How The Idea Began (One or two sentence quote from Founder): Napkin Labs was an elegant coincidence of meeting my-cofounder at SRG, jointly identifying a profound need to reinvent the model of innovation within large companies, and discovering/developing the technologies and methodologies to enable this transformation. Napkin Labs was not an aha moment, but rather a solution evolved over time to solve a critical need we were observing in our positions as innovation consultants.

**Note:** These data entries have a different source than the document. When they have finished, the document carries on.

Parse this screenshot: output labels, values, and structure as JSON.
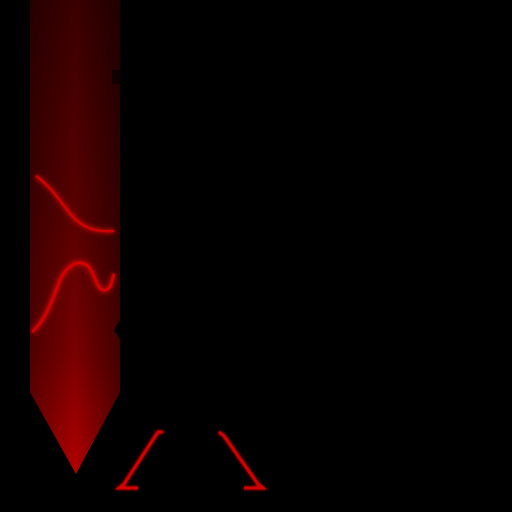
{
  "colors": {
    "background": "#000000",
    "banner_deep": "#3a0000",
    "banner_mid": "#6e0000",
    "banner_bright": "#b30000",
    "accent": "#d40000",
    "glow": "#ff1a1a"
  },
  "graphics": {
    "banner": {
      "icon": "red-banner-graphic"
    },
    "curves": {
      "icon": "glowing-wave-lines"
    },
    "top_bar": {
      "icon": "top-accent-bar"
    },
    "brackets": {
      "icon": "corner-bracket-marks"
    }
  }
}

Initial Preparation to Germinate Idea: Warren and I threw together a working online community and technology platform and just experimented to see what would happen.  That first project truly opened our eyes to the power of distributed, collaborative innovation.

Favorite Thing about the Business: The community of emergent Gen Y innovators we have managed to recruit in such a short period of time.  They are what makes this business powerful and it is fascinating to watch the various functional disciplines interact and collaborate.  Where else can you watch a biomedical engineer, an MD/Phd, an industrial designer, and an journalist from 3 different countries work together to form an audio device!

Worst Thing About the Business (humorous): My non-existent Salary…One day…

Biggest Challenge: Evangelizing the benefits of open innovation and design methodologies to engineering and technology driven corporate cultures.

Lesson Learned: Prototype and iterate rapidly. The counter-intuitive lesson of innovation is to fail fast so you can adapt your course and build in your learnings (only if you are able to realize the utility of failure).  The worst possible thing any entrepreneur can do is do nothing!